Roland Barthes talks about hearing and listening, and Prof Sapori, always heard, and listened to students. He
once read a paper to us on Scientific
Collaborations, and engaged his audience with his statistical evidence that
there could be 100 collaborators on a 30 page journal paper, as API points
would go to each. Now the mediocrity of Prof Jagadesh Kumar can be seen in his
ability to see Education as a money making project, and his illegal statute
breaking ploys are recorded at every turn by the press and the academic
community in JNU.
Each one of us can individually chronicle the odd mess we have
landed in. Why else would there be demonstrations every day in the streets,
where 7000 students regardless of party affiliations turn up. Each story is one of terrifying proportions.

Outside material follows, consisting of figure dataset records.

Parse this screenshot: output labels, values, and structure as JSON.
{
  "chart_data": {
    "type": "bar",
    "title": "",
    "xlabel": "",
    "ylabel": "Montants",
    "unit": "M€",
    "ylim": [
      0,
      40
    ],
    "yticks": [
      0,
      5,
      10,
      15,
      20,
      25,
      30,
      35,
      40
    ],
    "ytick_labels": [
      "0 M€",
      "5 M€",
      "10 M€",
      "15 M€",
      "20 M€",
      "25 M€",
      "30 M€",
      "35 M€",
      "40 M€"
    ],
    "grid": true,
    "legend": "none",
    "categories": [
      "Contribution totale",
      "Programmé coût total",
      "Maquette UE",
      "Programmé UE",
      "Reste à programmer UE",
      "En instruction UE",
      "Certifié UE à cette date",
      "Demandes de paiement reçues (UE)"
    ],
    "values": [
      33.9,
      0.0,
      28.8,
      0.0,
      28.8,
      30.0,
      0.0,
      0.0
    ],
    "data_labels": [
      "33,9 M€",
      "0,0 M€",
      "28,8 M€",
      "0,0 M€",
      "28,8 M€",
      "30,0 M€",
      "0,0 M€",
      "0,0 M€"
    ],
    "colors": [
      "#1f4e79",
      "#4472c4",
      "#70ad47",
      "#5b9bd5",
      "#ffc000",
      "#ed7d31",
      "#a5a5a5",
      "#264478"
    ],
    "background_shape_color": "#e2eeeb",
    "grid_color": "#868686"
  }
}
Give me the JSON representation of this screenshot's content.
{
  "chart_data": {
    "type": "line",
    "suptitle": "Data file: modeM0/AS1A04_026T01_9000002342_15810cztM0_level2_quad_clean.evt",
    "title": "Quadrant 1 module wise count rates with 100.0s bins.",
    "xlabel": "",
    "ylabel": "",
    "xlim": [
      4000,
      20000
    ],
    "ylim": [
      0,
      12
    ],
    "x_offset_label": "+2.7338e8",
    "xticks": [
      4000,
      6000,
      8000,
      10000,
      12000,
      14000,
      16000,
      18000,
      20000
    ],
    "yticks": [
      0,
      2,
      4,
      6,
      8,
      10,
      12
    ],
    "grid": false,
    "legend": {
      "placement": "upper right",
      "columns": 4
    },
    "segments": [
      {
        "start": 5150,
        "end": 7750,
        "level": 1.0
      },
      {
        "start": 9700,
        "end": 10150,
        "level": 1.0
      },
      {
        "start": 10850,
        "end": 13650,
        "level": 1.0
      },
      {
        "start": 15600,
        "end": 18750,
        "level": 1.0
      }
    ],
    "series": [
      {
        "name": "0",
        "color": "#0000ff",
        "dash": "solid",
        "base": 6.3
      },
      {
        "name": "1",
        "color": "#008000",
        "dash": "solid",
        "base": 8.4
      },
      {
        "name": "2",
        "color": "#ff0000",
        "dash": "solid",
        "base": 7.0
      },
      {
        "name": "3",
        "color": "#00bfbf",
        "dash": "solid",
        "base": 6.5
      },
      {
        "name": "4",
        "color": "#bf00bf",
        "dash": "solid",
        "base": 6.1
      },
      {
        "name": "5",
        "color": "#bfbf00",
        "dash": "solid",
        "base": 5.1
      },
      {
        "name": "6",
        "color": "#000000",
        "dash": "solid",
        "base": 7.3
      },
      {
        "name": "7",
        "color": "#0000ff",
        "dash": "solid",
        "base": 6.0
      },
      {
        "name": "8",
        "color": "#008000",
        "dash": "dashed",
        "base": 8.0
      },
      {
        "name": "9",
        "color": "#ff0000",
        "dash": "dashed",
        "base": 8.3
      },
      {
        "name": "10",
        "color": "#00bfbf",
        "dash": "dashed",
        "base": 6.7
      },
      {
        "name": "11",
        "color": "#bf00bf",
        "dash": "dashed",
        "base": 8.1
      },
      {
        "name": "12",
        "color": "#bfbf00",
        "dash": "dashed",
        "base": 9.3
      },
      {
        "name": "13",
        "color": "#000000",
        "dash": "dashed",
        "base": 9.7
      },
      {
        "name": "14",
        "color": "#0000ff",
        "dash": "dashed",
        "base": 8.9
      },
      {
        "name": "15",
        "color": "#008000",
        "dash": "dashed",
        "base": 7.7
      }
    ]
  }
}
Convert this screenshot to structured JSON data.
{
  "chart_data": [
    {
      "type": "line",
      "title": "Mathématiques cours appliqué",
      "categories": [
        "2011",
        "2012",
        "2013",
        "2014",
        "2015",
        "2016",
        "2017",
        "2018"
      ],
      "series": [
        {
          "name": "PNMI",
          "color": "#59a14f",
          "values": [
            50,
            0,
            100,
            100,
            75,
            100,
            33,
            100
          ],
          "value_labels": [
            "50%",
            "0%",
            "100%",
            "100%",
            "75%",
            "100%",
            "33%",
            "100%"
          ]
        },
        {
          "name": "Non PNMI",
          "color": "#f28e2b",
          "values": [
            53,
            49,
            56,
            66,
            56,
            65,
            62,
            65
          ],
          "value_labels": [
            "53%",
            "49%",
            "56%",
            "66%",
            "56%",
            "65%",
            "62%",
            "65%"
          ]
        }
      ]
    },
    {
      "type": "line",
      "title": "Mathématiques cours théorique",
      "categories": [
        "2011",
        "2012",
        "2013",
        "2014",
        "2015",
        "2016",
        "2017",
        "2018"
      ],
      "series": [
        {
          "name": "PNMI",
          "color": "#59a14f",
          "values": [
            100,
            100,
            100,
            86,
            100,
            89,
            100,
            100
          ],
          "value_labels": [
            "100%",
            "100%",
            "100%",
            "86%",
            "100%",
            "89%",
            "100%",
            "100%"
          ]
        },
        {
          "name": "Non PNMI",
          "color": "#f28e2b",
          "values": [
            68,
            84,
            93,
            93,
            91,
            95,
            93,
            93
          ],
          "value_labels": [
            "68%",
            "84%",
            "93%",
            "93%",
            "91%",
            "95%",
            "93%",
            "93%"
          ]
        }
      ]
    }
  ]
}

No tribunal can collate now the degree of violence that has been perpetuated on
the community of scholars in JNU who have lived peacefully writing their books
and research papers, supervising their students, and taking their classes. 48
teachers were chargesheeted for peacefully demonstrating, picked out purposely by fellow colleagues who
being RSS members had been trained to do what the Master said. Anyone who
remembers the photo of Narendra Modi in khaki culottes as a young man, will
balk at the idea that Pol Pot and he could have any resemblances. Yet, the
image of pellets hitting small children in Kashmir, so that honeymooners can
visit Sri Nagar fills one with shock. Lies
now have become the common signs of the induction of the common people
into this world where Ram Lalla rules, but children die continuously. The
statistics of loss are hard to come to terms with. The JNU students are
striving to make education the symbol of liberation, autonomy and choice. The
Humanities have been vilified because the principle of free choice is seen to
be an impossible goal. Money is the only symbol of success, and the Scientists
believe that the poor have no rights because they could not even hope to climb
the ladder to prosperity. Such casteist people say, If you don’t have money, then
don’t come back next semester. If you don’t
have money to pay your hostel mess bill, then don’t eat.
So the students symbolically shut down the University, because
they and the teachers too, and the 4000
clerks will all soon be without tasks or jobs, if the present conduct of the
Vice Chancellor is condoned. If they could shut down the Planning Commission,
why not JNU? Is that what the people want? We will know soon.